What else would have to change in order to impress people that sex work is legitimate and worth supporting those who are fighting for better working conditions? The most important thing is that people need to recognize that it’s work. Sex work is a huge industry in this country and in the world. And women who work in it deserve rights like workers in any industry deserve rights. I happen to think that it’s more moral than some work out there. I’m not making nuclear weapons, and I’m not doing things that harm people. I’m helping some people who chose to engage in the industry to have good sexual feelings. I think that’s healthy, I don’t think that’s a problem.

Has your film or the Lusty Lady’s union helped inspire other strippers to organize, aside from a few in Alaska and Pennsylvania?
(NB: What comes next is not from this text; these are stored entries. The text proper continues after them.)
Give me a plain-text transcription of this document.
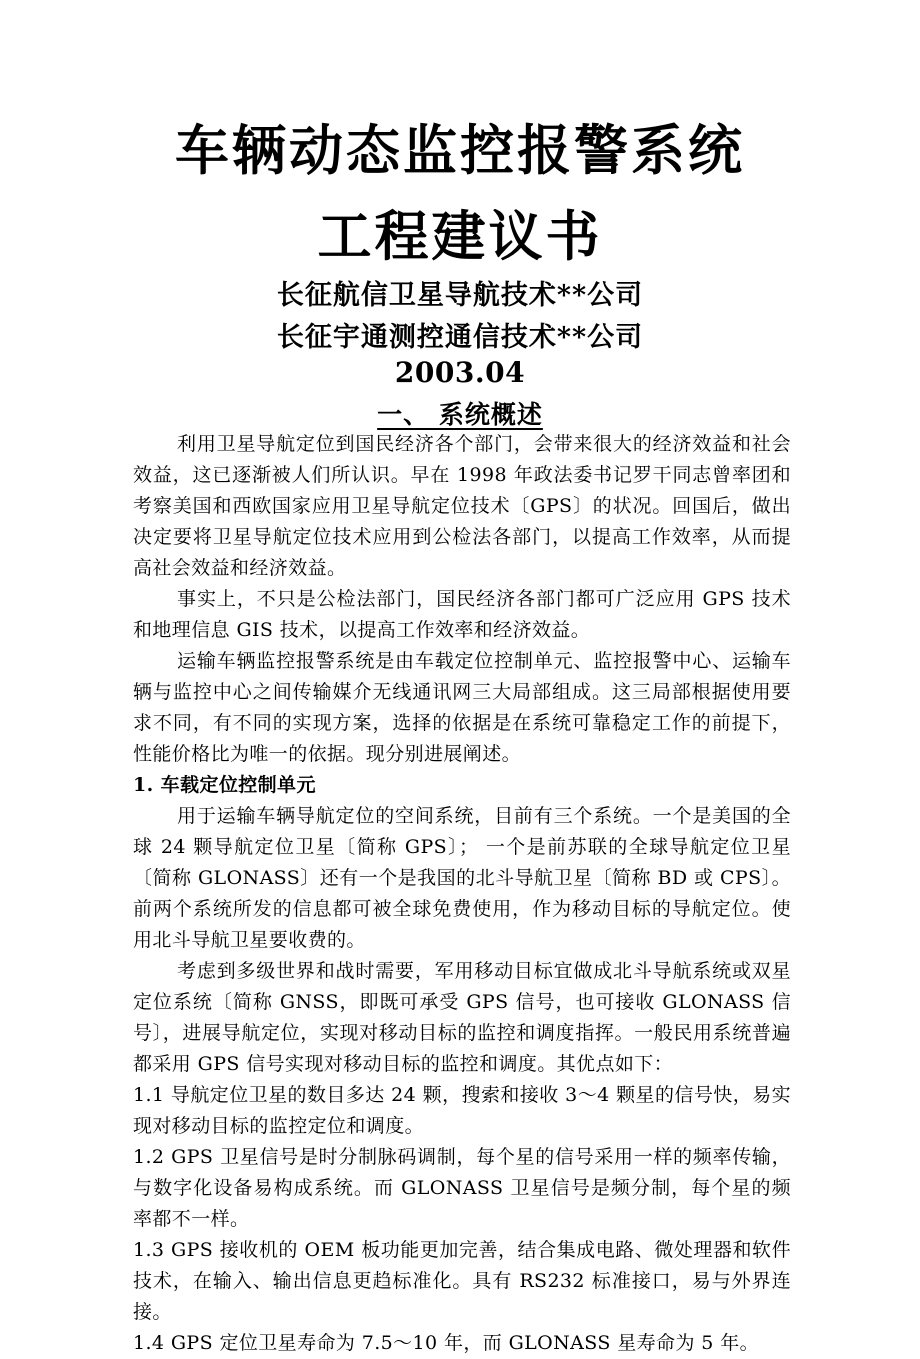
车辆动态监控报警系统
工程建议书
长征航信卫星导航技术**公司
长征宇通测控通信技术**公司
2003.04
一、 系统概述

利用卫星导航定位到国民经济各个部门，会带来很大的经济效益和社会效益，这已逐渐被人们所认识。早在 1998 年政法委书记罗干同志曾率团和考察美国和西欧国家应用卫星导航定位技术〔GPS〕的状况。回国后，做出决定要将卫星导航定位技术应用到公检法各部门，以提高工作效率，从而提高社会效益和经济效益。

事实上，不只是公检法部门，国民经济各部门都可广泛应用 GPS 技术和地理信息 GIS 技术，以提高工作效率和经济效益。

运输车辆监控报警系统是由车载定位控制单元、监控报警中心、运输车辆与监控中心之间传输媒介无线通讯网三大局部组成。这三局部根据使用要求不同，有不同的实现方案，选择的依据是在系统可靠稳定工作的前提下，性能价格比为唯一的依据。现分别进展阐述。

1. 车载定位控制单元

用于运输车辆导航定位的空间系统，目前有三个系统。一个是美国的全球 24 颗导航定位卫星〔简称 GPS〕； 一个是前苏联的全球导航定位卫星〔简称 GLONASS〕还有一个是我国的北斗导航卫星〔简称 BD 或 CPS〕。前两个系统所发的信息都可被全球免费使用，作为移动目标的导航定位。使用北斗导航卫星要收费的。

考虑到多级世界和战时需要，军用移动目标宜做成北斗导航系统或双星定位系统〔简称 GNSS，即既可承受 GPS 信号，也可接收 GLONASS 信号〕，进展导航定位，实现对移动目标的监控和调度指挥。一般民用系统普遍都采用 GPS 信号实现对移动目标的监控和调度。其优点如下：

1.1 导航定位卫星的数目多达 24 颗，搜索和接收 3～4 颗星的信号快，易实现对移动目标的监控定位和调度。

1.2 GPS 卫星信号是时分制脉码调制，每个星的信号采用一样的频率传输，与数字化设备易构成系统。而 GLONASS 卫星信号是频分制，每个星的频率都不一样。

1.3 GPS 接收机的 OEM 板功能更加完善，结合集成电路、微处理器和软件技术，在输入、输出信息更趋标准化。具有 RS232 标准接口，易与外界连接。

1.4 GPS 定位卫星寿命为 7.5～10 年，而 GLONASS 星寿命为 5 年。
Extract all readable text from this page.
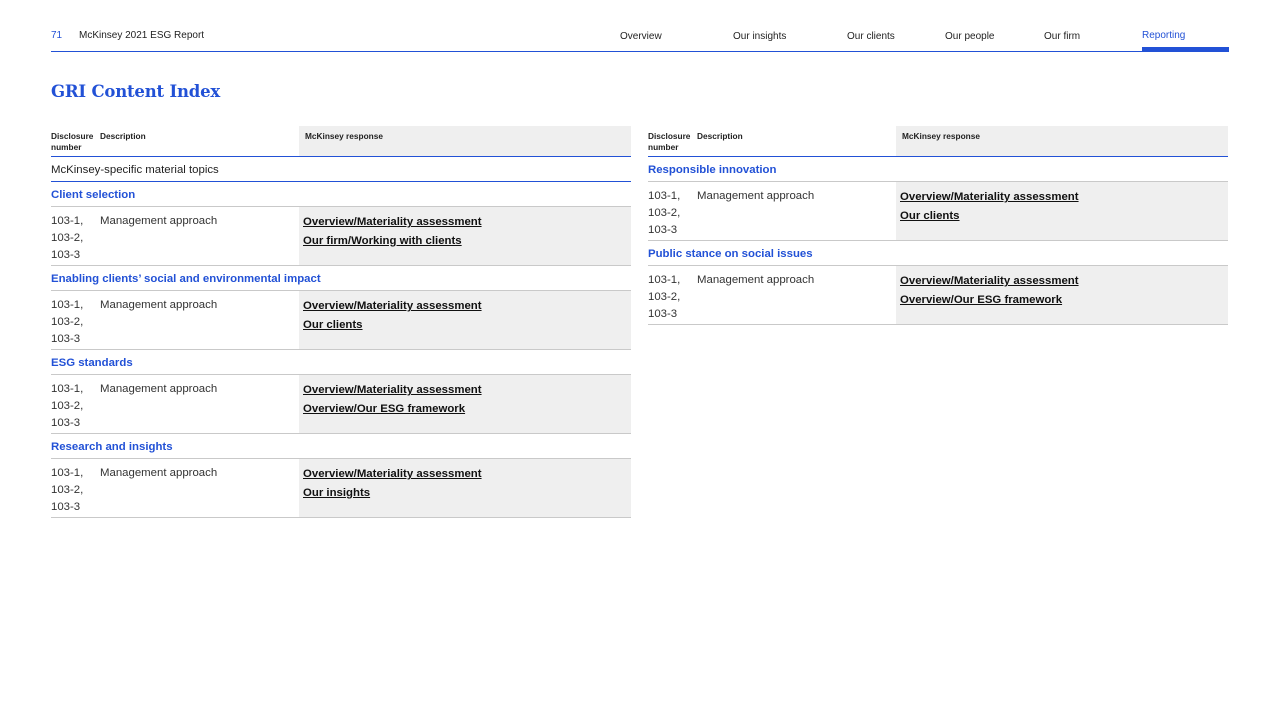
71 McKinsey 2021 ESG Report	Overview	Our insights	Our clients	Our people	Our firm	Reporting
GRI Content Index
Disclosure number
Description	McKinsey response
McKinsey-specific material topics
Client selection
103-1, 103-2, 103-3
Management approach	Overview/Materiality assessment
Our firm/Working with clients
Enabling clients’ social and environmental impact
103-1, 103-2, 103-3
Management approach	Overview/Materiality assessment
Our clients
ESG standards
103-1, 103-2, 103-3
Management approach	Overview/Materiality assessment
Overview/Our ESG framework
Research and insights
103-1, 103-2, 103-3
Management approach	Overview/Materiality assessment
Our insights
Disclosure number
Description	McKinsey response
Responsible innovation
103-1, 103-2, 103-3
Management approach	Overview/Materiality assessment
Our clients
Public stance on social issues
103-1, 103-2, 103-3
Management approach	Overview/Materiality assessment
Overview/Our ESG framework
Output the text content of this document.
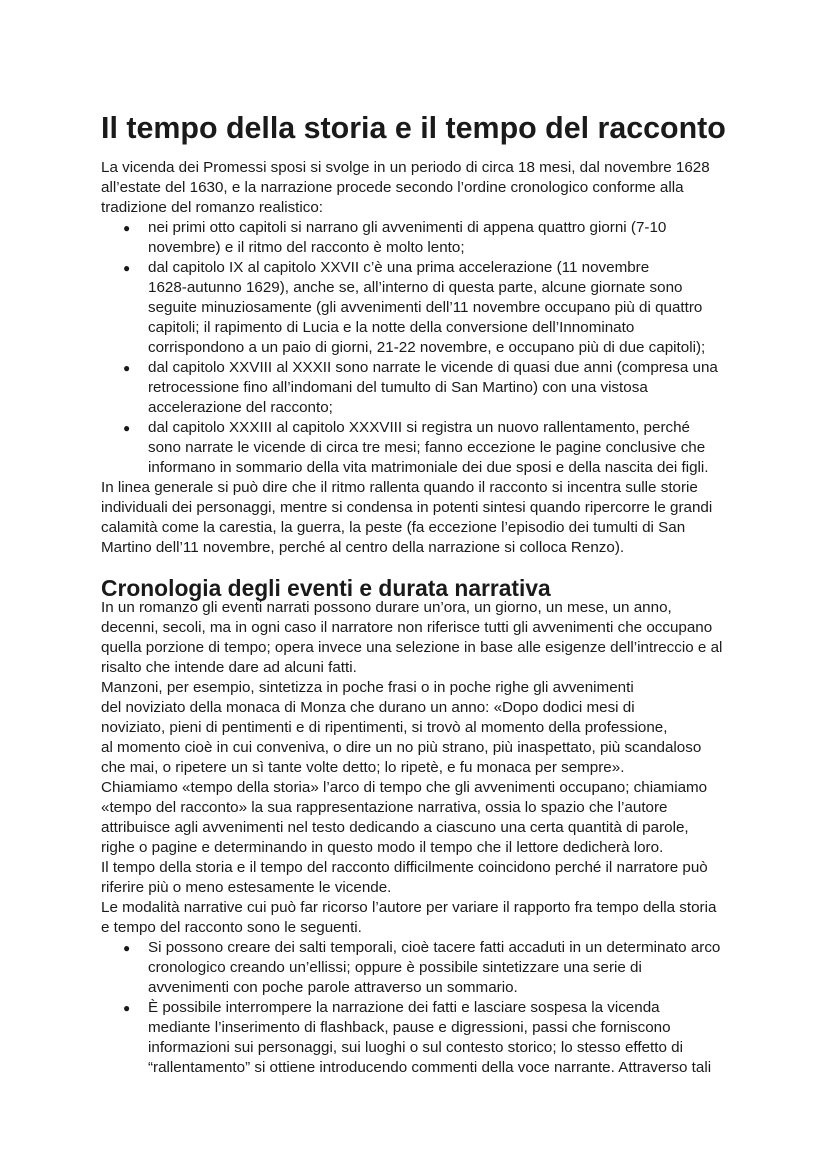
Il tempo della storia e il tempo del racconto

La vicenda dei Promessi sposi si svolge in un periodo di circa 18 mesi, dal novembre 1628
all’estate del 1630, e la narrazione procede secondo l’ordine cronologico conforme alla
tradizione del romanzo realistico:

● nei primi otto capitoli si narrano gli avvenimenti di appena quattro giorni (7-10
novembre) e il ritmo del racconto è molto lento;
● dal capitolo IX al capitolo XXVII c’è una prima accelerazione (11 novembre
1628-autunno 1629), anche se, all’interno di questa parte, alcune giornate sono
seguite minuziosamente (gli avvenimenti dell’11 novembre occupano più di quattro
capitoli; il rapimento di Lucia e la notte della conversione dell’Innominato
corrispondono a un paio di giorni, 21-22 novembre, e occupano più di due capitoli);
● dal capitolo XXVIII al XXXII sono narrate le vicende di quasi due anni (compresa una
retrocessione fino all’indomani del tumulto di San Martino) con una vistosa
accelerazione del racconto;
● dal capitolo XXXIII al capitolo XXXVIII si registra un nuovo rallentamento, perché
sono narrate le vicende di circa tre mesi; fanno eccezione le pagine conclusive che
informano in sommario della vita matrimoniale dei due sposi e della nascita dei figli.

In linea generale si può dire che il ritmo rallenta quando il racconto si incentra sulle storie
individuali dei personaggi, mentre si condensa in potenti sintesi quando ripercorre le grandi
calamità come la carestia, la guerra, la peste (fa eccezione l’episodio dei tumulti di San
Martino dell’11 novembre, perché al centro della narrazione si colloca Renzo).

Cronologia degli eventi e durata narrativa

In un romanzo gli eventi narrati possono durare un’ora, un giorno, un mese, un anno,
decenni, secoli, ma in ogni caso il narratore non riferisce tutti gli avvenimenti che occupano
quella porzione di tempo; opera invece una selezione in base alle esigenze dell’intreccio e al
risalto che intende dare ad alcuni fatti.

Manzoni, per esempio, sintetizza in poche frasi o in poche righe gli avvenimenti
del noviziato della monaca di Monza che durano un anno: «Dopo dodici mesi di
noviziato, pieni di pentimenti e di ripentimenti, si trovò al momento della professione,
al momento cioè in cui conveniva, o dire un no più strano, più inaspettato, più scandaloso
che mai, o ripetere un sì tante volte detto; lo ripetè, e fu monaca per sempre».

Chiamiamo «tempo della storia» l’arco di tempo che gli avvenimenti occupano; chiamiamo
«tempo del racconto» la sua rappresentazione narrativa, ossia lo spazio che l’autore
attribuisce agli avvenimenti nel testo dedicando a ciascuno una certa quantità di parole,
righe o pagine e determinando in questo modo il tempo che il lettore dedicherà loro.

Il tempo della storia e il tempo del racconto difficilmente coincidono perché il narratore può
riferire più o meno estesamente le vicende.

Le modalità narrative cui può far ricorso l’autore per variare il rapporto fra tempo della storia
e tempo del racconto sono le seguenti.

● Si possono creare dei salti temporali, cioè tacere fatti accaduti in un determinato arco
cronologico creando un’ellissi; oppure è possibile sintetizzare una serie di
avvenimenti con poche parole attraverso un sommario.
● È possibile interrompere la narrazione dei fatti e lasciare sospesa la vicenda
mediante l’inserimento di flashback, pause e digressioni, passi che forniscono
informazioni sui personaggi, sui luoghi o sul contesto storico; lo stesso effetto di
“rallentamento” si ottiene introducendo commenti della voce narrante. Attraverso tali
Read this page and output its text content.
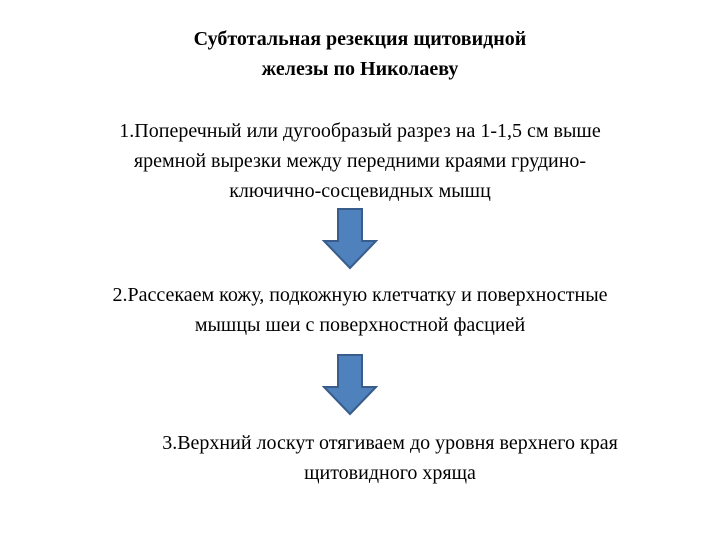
Субтотальная резекция щитовидной
железы по Николаеву
1.Поперечный или дугообразый разрез на 1-1,5 см выше
яремной вырезки между передними краями грудино-
ключично-сосцевидных мышц
2.Рассекаем кожу, подкожную клетчатку и поверхностные
мышцы шеи с поверхностной фасцией
3.Верхний лоскут отягиваем до уровня верхнего края
щитовидного хряща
Well, the film has helped inspire workers who are not in the sex industry to organize. For example, workers at the Museum of Modern Art in New York sought to organize after they saw the film. And we did a benefit for the New York University graduate school students’ union organizing efforts. And many, many strippers have contacted us about organizing from every state in the union. But there has yet to be another strippers’ union. There have been many organizing efforts for better working conditions, that strippers have won that without formally forming a union.

Why is it so difficult for strippers to organize? For the same reason that it’s hard for anyone in a stigmatized industry to organize. It’s hard to fight for your rights if you’re afraid to tell people what you do. And strippers generally think that they’ll only do it temporarily–just a few weeks to pay off bills, or make enough for vacation–and then suddenly it’s five weeks later and they still haven’t organized.

Are you still stripping for the Lusty Lady? Yup. I’ve been doing it for five years.

Why? Because I’m broke and still in graduate school.

Are there a lot of women with advanced degrees who work as strippers? Oh yeah. About 60 to 70 percent at the Lusty Lady have been [to college], about 30 percent are currently in graduate school, and we have one Harvard graduate. It’s not a job that only undereducated women are doing. There’s a big advantage to get paid to exercise and have flexible hours.

What else are you doing? I’m doing my internship to get my degree to work as a psychotherapist, so I’m working as a social worker for the severely mentally ill.